記事監修医師
東京大学医学部卒 医学博士
ワクチンの接種広く普及した1963年に比べ、子供の伝染病患者は少なくなりました。そのため「子供へのワクチン接種は本当に必要なのか?」という疑問を持つ親も増えてきています。そこで、ワクチン接種の必要性とその理由についてこの記事で見ていきましょう。
例えば麻疹ワクチンの接種ができるようになった1963年より以前は、米国ではほぼ全ての人が20歳になる前に麻疹にかかっていたといわれています。それによって1000人に3人が死亡し、数え切れない人数が重症になっていましたが、予防接種が行われるようになると感染ケースがそれまでと比べて99%も減りました。
また、百日咳の予防接種が開発される以前は、毎年米国で何千万人もの感染者及び数千人の死者がでていましたが、今日の米国での年間の感染ケースは7000人で、死者は10人程度です。

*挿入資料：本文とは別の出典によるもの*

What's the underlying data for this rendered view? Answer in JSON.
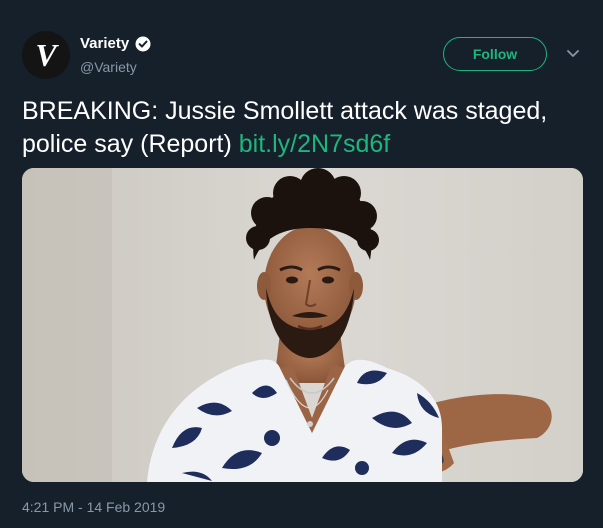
{
  "account": {
    "display_name": "Variety",
    "handle": "@Variety",
    "avatar_letter": "V",
    "verified": true
  },
  "follow_button": {
    "label": "Follow"
  },
  "tweet": {
    "text": "BREAKING: Jussie Smollett attack was staged, police say (Report)",
    "link": "bit.ly/2N7sd6f",
    "timestamp": "4:21 PM - 14 Feb 2019"
  },
  "media": {
    "type": "photo"
  },
  "colors": {
    "background": "#15202b",
    "accent": "#1db67c",
    "secondary_text": "#8899a6",
    "primary_text": "#ffffff"
  },
  "icons": {
    "verified": "verified-badge-icon",
    "menu": "chevron-down-icon"
  }
}
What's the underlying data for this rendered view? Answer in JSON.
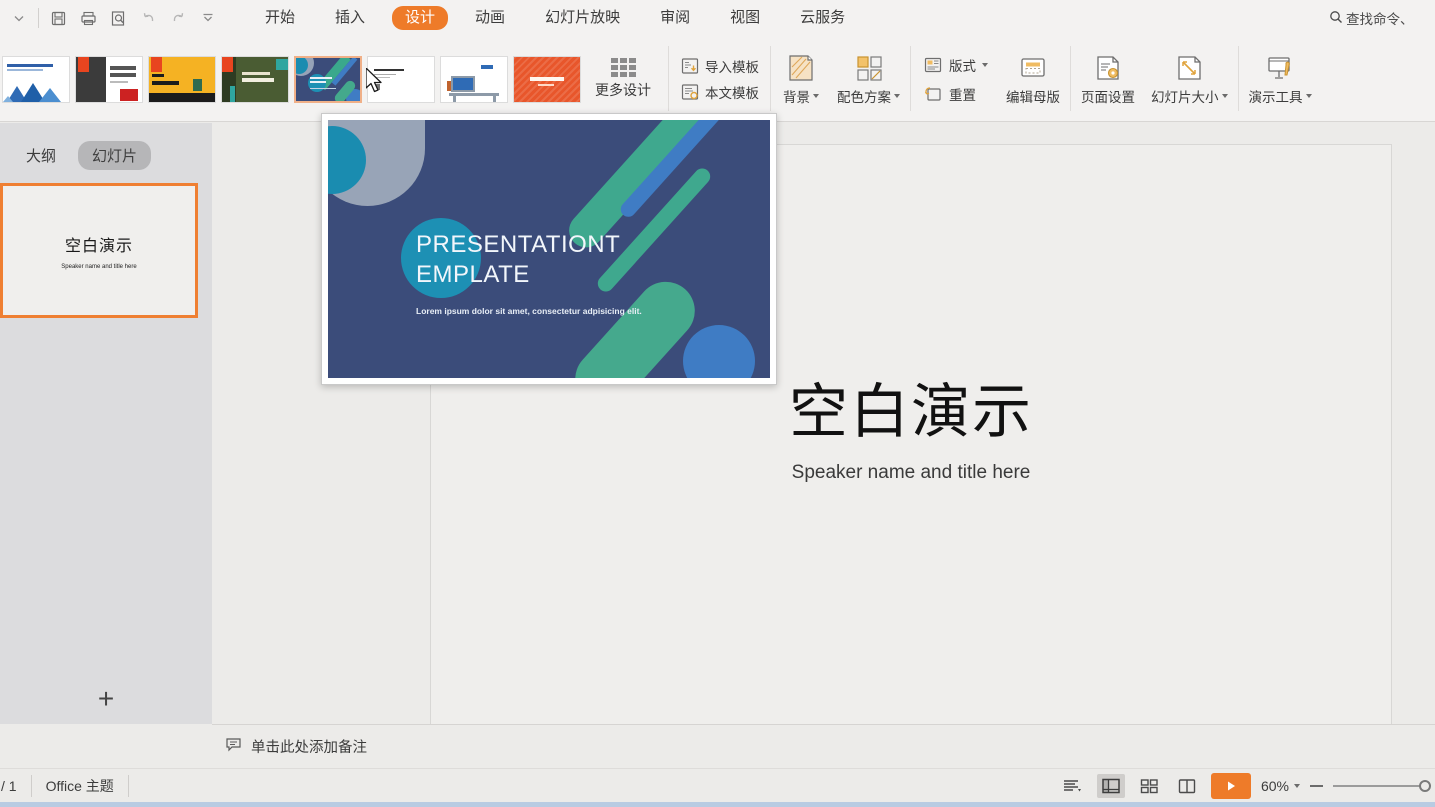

その一方で、百日咳のワクチン接種ができない地域では、現在でも毎年30万人以上の人々が死亡しています。これらのことから、幼児期の一連のワクチン接種が子供を伝染病から守るのに重要であると言えるでしょう。
幸運なことに、上記で紹介したような伝染病に罹っている子供をあまり見かけなくなりました。そのために「ワクチン接種を受けなくても大丈夫ではないか?」と考える人も増えてきているようです。しかし、自分の子供が病気に感染しないでいられるのは他の子供たちがワクチン接種を行っているからです。ワクチン接種を受けていない子供はこれらの伝染病にかかるリスクがあり、感染してしまうと病原体を自分の周りに広げてしまう可能性があります。予防接種を受けないという選択は、自分の子供の健康だけではなく、友人や隣人、自分の住むコミュニティーに住んでいる人たちの健康を脅かす危険性があるということを覚えておきましょう。

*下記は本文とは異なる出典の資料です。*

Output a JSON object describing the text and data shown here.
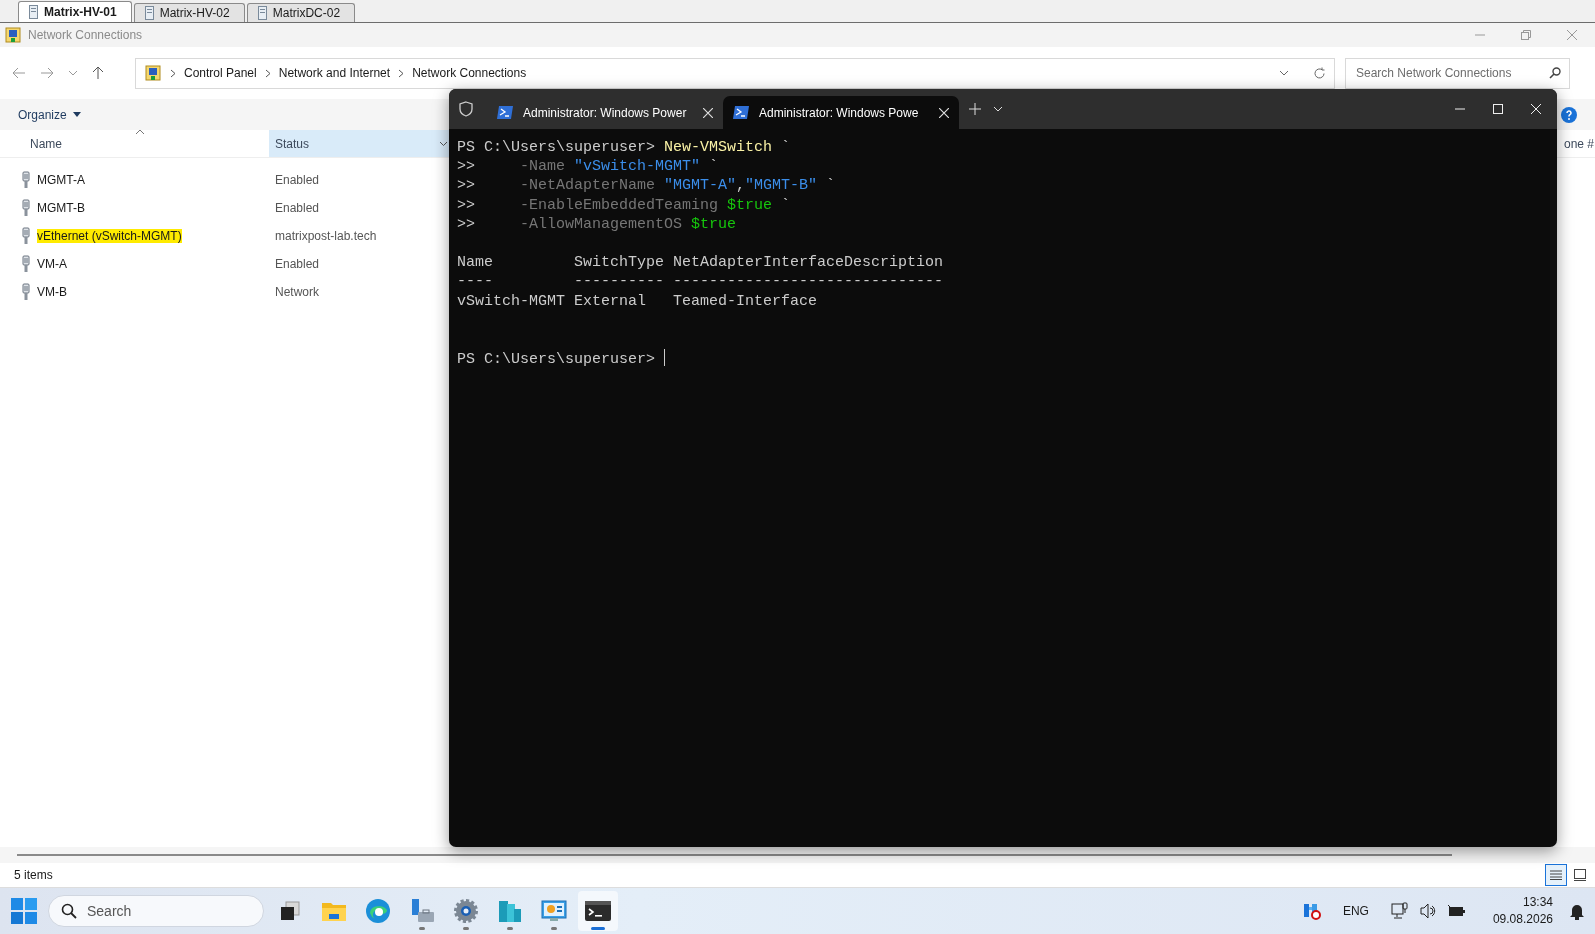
{
  "remote_tabs": [
    {
      "label": "Matrix-HV-01",
      "selected": true
    },
    {
      "label": "Matrix-HV-02",
      "selected": false
    },
    {
      "label": "MatrixDC-02",
      "selected": false
    }
  ],
  "window": {
    "title": "Network Connections",
    "active": false
  },
  "breadcrumb": [
    "Control Panel",
    "Network and Internet",
    "Network Connections"
  ],
  "search": {
    "placeholder": "Search Network Connections"
  },
  "toolbar": {
    "organize": "Organize"
  },
  "columns": [
    {
      "label": "Name",
      "sorted": true,
      "highlighted": false
    },
    {
      "label": "Status",
      "sorted": false,
      "highlighted": true
    },
    {
      "label": "one #",
      "sorted": false,
      "highlighted": false
    }
  ],
  "rows": [
    {
      "name": "MGMT-A",
      "status": "Enabled",
      "highlighted": false
    },
    {
      "name": "MGMT-B",
      "status": "Enabled",
      "highlighted": false
    },
    {
      "name": "vEthernet (vSwitch-MGMT)",
      "status": "matrixpost-lab.tech",
      "highlighted": true
    },
    {
      "name": "VM-A",
      "status": "Enabled",
      "highlighted": false
    },
    {
      "name": "VM-B",
      "status": "Network",
      "highlighted": false
    }
  ],
  "terminal": {
    "tabs": [
      {
        "title": "Administrator: Windows Power",
        "selected": false
      },
      {
        "title": "Administrator: Windows Powe",
        "selected": true
      }
    ],
    "command_lines": [
      [
        {
          "kind": "prompt",
          "text": "PS C:\\Users\\superuser>"
        },
        {
          "kind": "command",
          "text": " New-VMSwitch"
        },
        {
          "kind": "plain",
          "text": " `"
        }
      ],
      [
        {
          "kind": "continuation",
          "text": ">>"
        },
        {
          "kind": "param",
          "text": "-Name"
        },
        {
          "kind": "string",
          "text": " \"vSwitch-MGMT\""
        },
        {
          "kind": "plain",
          "text": " `"
        }
      ],
      [
        {
          "kind": "continuation",
          "text": ">>"
        },
        {
          "kind": "param",
          "text": "-NetAdapterName"
        },
        {
          "kind": "string",
          "text": " \"MGMT-A\""
        },
        {
          "kind": "plain",
          "text": ","
        },
        {
          "kind": "string",
          "text": "\"MGMT-B\""
        },
        {
          "kind": "plain",
          "text": " `"
        }
      ],
      [
        {
          "kind": "continuation",
          "text": ">>"
        },
        {
          "kind": "param",
          "text": "-EnableEmbeddedTeaming"
        },
        {
          "kind": "variable",
          "text": " $true"
        },
        {
          "kind": "plain",
          "text": " `"
        }
      ],
      [
        {
          "kind": "continuation",
          "text": ">>"
        },
        {
          "kind": "param",
          "text": "-AllowManagementOS"
        },
        {
          "kind": "variable",
          "text": " $true"
        }
      ]
    ],
    "table": {
      "columns": [
        "Name",
        "SwitchType",
        "NetAdapterInterfaceDescription"
      ],
      "rules": [
        "----",
        "----------",
        "------------------------------"
      ],
      "rows": [
        [
          "vSwitch-MGMT",
          "External",
          "Teamed-Interface"
        ]
      ]
    },
    "prompt": "PS C:\\Users\\superuser>"
  },
  "status_bar": {
    "count": "5 items",
    "views": [
      {
        "kind": "details",
        "selected": true
      },
      {
        "kind": "tiles",
        "selected": false
      }
    ]
  },
  "taskbar": {
    "search": "Search",
    "apps": [
      {
        "kind": "task_view",
        "running": false,
        "selected": false
      },
      {
        "kind": "explorer",
        "running": false,
        "selected": false
      },
      {
        "kind": "edge",
        "running": false,
        "selected": false
      },
      {
        "kind": "server_manager",
        "running": true,
        "selected": false
      },
      {
        "kind": "settings",
        "running": true,
        "selected": false
      },
      {
        "kind": "hyperv",
        "running": true,
        "selected": false
      },
      {
        "kind": "control_panel",
        "running": true,
        "selected": false
      },
      {
        "kind": "terminal",
        "running": true,
        "selected": true
      }
    ],
    "language": "ENG",
    "time": "13:34",
    "date": "09.08.2026"
  }
}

ワクチン接種から生じる潜在的なリスクや副作用について、小児科医に話を聞いたり、説明書きを医師からもらって読むなどして、予め接種するワクチンに関する情報を知っておきましょう。正しい情報を持てば、安全性について必要以上に不安にする感じることもないと思われます。また、ワクチン接種のときに注射針を刺した場所に痛みや赤みが出たり、気分が悪くなったり、微熱が出るなどの反応がでることはありますが、軽い症状で済むことがほとんどであり、長く続くことはないでしょう。
ワクチンの主成分は、病気の原因となるウイルス・細菌・毒素です。ワクチンが効果的に働かせるために他の成分も必要になりますが、その大部分はワクチンの製造過程のみに必要になるものばかりであり、提供される段階では除去されているかごく少量しか残っていません。

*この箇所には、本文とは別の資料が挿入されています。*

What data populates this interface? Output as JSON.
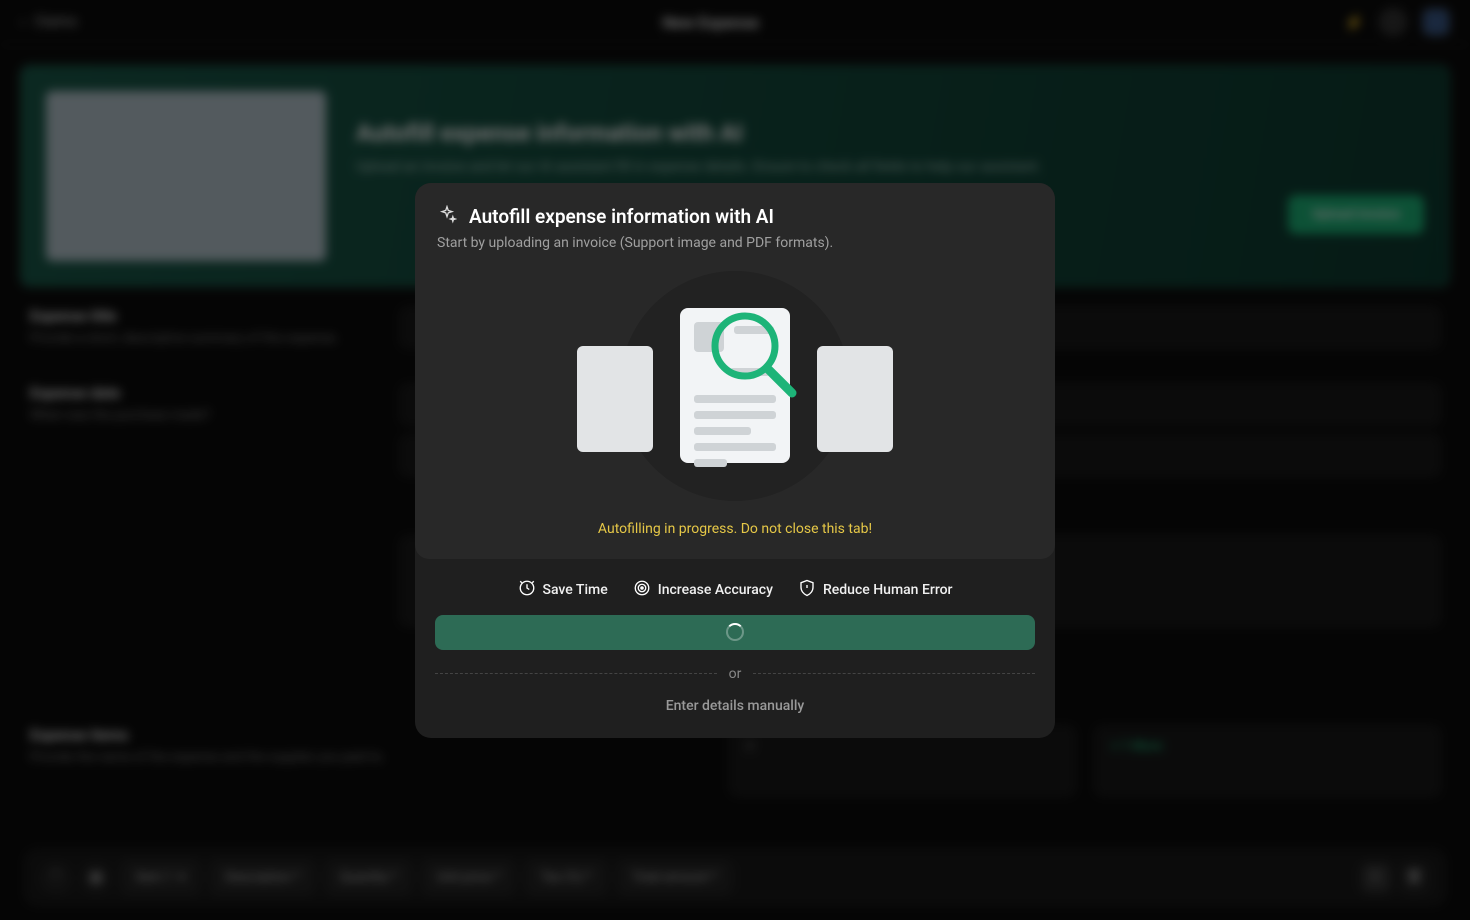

不活化ワクチンは死菌ワクチンとも呼ばれ、化学薬品や熱によって破壊されたウイルスを原料にしています。免疫応答が弱いという特徴があるため、免疫力の維持のために複数回の投与が必要になる場合や、増量が必要になる場合があります。生ワクチンは弱毒化ワクチンとしても知られ、弱められているものの完全に壊されてはいないウイルスが原料になっています。
改めてワクチン接種の重要性を確認できたのではないでしょうか?子供にワクチン接種をするかどうか決める際に、安全性や副作用などのリスクを確認し、得られるメリットを踏まえたうえで受けるかどうかの判断をするようにしましょう。